In light of these events, we must reassert our commitment to stand behind our values and our position as a trusted industry leader. While our processes and approach are based on the industry best practices that we helped create, we have immediately put in place additional processes and technical controls to eliminate the possibility of human error. We will continue to relentlessly evolve these best practices to ensure something like this does not happen again.

In addition, we discovered that a few outstanding employees, who had successfully undergone our stringent on-boarding and security trainings, failed to follow our policies. Despite their best intentions, this failure to follow policies has led to their termination after a thoughtful review process. Because you rely on us to protect the digital world, we hold ourselves to a “no compromise” bar for such breaches. As a result, it was the only call we could make.

A Tough Day as Leaders [Quentin Liu/Symantec]

Improved Digital Certificate Security [Google Online Security]

Notable Replies

  1. In the environments where I have worked a great deal of effort has been taken to ensure that data for software testing never resembles the real operational environment. For this reason we would never have created test google certs. We would have used example.com or similar.

  2. If you are testing properly you would have a simulator for that.

  3. I'd actually have felt better if it said "...this failure to follow policies so enraged us that we became a wrathful, unreasoning berserker and fired them immediately. Did they try to explain themselves? We don't know. We couldn't hear them over our bestial screams of rage. When we came to our senses half of our employees were gone and there was blood on our shirts that we're pretty sure didn't come from us."

  4. KarlS says:

    The details are a bit sparse, but the way I read it, it wasn't necessarily meant to do any harm, but it was an egregious breach of proper procedures.
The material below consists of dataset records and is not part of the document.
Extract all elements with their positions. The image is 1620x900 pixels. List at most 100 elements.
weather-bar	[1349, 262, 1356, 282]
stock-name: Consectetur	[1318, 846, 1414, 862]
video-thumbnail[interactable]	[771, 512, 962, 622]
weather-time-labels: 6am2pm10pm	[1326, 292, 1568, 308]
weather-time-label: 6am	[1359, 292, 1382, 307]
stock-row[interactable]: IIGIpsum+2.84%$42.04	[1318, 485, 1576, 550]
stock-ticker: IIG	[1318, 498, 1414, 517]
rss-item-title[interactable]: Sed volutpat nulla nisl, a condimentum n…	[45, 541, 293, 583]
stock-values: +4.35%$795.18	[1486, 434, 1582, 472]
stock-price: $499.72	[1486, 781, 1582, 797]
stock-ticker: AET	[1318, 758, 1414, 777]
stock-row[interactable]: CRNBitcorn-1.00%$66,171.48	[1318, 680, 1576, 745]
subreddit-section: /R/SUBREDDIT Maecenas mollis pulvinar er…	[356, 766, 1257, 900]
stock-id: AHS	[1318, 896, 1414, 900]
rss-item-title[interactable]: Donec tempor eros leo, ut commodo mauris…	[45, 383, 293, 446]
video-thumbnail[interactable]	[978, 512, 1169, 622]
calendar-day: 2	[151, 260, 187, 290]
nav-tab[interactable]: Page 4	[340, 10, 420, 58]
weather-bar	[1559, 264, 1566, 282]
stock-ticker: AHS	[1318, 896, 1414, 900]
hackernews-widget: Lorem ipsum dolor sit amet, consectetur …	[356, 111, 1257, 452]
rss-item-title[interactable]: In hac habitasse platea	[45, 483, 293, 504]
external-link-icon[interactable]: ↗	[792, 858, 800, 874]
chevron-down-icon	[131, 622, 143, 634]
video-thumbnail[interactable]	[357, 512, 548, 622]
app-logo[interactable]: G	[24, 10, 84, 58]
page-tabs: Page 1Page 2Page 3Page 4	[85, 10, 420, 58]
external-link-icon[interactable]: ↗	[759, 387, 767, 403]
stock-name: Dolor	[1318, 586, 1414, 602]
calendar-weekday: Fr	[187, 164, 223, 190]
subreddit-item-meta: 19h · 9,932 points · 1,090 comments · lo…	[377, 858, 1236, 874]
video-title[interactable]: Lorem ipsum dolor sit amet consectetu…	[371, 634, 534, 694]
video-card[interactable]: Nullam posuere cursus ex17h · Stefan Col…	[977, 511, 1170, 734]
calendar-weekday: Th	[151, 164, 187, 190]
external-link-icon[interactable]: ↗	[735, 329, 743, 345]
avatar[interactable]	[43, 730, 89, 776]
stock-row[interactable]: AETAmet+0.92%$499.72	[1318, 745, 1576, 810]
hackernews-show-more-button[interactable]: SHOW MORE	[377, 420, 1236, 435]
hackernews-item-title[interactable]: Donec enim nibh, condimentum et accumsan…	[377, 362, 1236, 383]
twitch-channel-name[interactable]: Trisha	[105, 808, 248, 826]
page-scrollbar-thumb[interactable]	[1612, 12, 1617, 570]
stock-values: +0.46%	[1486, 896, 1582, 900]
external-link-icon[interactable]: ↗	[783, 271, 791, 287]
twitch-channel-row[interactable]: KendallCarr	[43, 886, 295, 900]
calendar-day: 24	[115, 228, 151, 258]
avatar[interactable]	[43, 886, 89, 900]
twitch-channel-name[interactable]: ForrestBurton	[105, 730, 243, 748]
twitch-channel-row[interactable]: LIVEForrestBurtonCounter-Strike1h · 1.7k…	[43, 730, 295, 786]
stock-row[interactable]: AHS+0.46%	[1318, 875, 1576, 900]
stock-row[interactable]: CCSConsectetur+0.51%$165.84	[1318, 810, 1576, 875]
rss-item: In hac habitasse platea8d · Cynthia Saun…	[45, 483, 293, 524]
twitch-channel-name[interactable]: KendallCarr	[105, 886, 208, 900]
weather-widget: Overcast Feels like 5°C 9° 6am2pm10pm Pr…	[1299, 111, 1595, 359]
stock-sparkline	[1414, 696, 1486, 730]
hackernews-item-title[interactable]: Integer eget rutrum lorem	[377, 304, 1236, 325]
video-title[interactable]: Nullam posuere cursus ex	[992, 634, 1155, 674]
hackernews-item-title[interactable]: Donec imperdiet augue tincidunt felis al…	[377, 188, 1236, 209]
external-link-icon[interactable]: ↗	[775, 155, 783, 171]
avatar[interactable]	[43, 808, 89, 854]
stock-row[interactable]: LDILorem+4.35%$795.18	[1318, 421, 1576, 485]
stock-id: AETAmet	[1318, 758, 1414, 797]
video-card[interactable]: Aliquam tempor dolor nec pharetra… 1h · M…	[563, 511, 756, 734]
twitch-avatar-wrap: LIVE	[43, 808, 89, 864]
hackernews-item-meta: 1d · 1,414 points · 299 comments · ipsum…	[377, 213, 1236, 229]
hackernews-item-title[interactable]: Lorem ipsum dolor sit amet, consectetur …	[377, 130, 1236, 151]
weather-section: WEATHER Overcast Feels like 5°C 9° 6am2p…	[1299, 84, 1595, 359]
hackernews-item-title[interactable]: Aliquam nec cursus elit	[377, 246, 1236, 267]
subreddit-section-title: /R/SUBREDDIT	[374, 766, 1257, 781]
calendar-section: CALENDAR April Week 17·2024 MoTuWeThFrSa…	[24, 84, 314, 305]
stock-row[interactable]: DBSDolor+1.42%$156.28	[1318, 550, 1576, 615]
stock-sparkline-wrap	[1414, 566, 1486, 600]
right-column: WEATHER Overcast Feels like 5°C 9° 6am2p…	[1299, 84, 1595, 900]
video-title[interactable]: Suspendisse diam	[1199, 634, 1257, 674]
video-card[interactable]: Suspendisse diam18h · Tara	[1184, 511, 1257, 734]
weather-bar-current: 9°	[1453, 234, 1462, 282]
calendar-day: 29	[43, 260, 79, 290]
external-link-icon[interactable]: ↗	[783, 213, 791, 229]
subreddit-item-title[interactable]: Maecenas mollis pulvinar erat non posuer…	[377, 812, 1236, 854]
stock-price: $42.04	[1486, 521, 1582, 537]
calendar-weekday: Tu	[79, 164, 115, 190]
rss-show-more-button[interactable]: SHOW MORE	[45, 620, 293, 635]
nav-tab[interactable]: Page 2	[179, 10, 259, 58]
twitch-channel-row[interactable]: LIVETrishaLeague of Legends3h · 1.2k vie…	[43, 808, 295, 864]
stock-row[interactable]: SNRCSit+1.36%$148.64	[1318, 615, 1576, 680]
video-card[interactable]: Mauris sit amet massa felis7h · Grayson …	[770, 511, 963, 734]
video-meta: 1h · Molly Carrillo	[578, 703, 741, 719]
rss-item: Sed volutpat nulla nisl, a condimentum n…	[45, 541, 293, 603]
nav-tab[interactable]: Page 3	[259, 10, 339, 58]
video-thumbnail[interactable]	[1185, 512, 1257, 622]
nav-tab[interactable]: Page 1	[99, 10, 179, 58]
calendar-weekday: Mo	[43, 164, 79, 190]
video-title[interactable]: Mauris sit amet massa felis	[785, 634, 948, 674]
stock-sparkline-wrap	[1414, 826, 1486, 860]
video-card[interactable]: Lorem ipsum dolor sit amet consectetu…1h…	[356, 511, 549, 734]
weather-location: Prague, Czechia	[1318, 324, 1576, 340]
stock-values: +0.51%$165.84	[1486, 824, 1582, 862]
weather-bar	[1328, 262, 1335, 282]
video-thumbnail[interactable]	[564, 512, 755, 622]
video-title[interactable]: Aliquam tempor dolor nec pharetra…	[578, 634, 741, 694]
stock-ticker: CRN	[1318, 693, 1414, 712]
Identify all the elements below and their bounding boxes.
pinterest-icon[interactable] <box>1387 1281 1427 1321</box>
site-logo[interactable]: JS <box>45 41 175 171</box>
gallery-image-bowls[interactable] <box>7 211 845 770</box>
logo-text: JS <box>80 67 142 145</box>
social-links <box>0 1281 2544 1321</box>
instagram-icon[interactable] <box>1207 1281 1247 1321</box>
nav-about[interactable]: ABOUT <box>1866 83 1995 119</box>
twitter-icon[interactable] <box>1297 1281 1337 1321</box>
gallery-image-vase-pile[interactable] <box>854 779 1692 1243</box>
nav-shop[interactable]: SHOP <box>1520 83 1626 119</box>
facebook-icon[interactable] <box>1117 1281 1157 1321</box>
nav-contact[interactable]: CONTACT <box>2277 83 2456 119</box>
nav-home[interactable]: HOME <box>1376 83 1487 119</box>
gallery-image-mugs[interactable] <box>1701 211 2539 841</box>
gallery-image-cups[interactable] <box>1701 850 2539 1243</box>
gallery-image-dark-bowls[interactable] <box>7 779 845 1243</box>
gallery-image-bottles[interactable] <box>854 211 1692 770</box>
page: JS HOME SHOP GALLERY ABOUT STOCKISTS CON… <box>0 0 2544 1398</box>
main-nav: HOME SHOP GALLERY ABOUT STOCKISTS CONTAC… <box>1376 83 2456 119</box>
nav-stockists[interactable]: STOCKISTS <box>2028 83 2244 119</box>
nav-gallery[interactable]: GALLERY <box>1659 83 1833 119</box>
Imagine a bank employee borrowing money from Google's account to try something and then putting it back. Some things are just not done in industries built on reputation and doubly not to major players, even if there is no specific damage.

    A google.com certificate issued by a major CA is such a digital nuclear weapon that allowing that to happen doesn't make Symantec look good at all.

  5. So I used to work at symc. I also used to be a key officer and key custodian at a huuuge financial company (those are neat titles for the boring job of making, maintaining, verifying encryption material).

    This is as symc says, a monumental brain fart. And you know how they know? At no time is there any less than three people, all digital activity is logged and stored, there is always a camera on you, and there is always a person literally writing down in a physical ledger every detail of what happens.

    For EV certs there also has to be either a public Dunn and Bradsteet record that is provable you checked, or an attestation letter from a lawyer. You screw up any one of several hundred steps and it will be caught.

    It's like when I took down an entire production, customer facing backend because of a lapse of double checking. (But this is waaaaaay worse).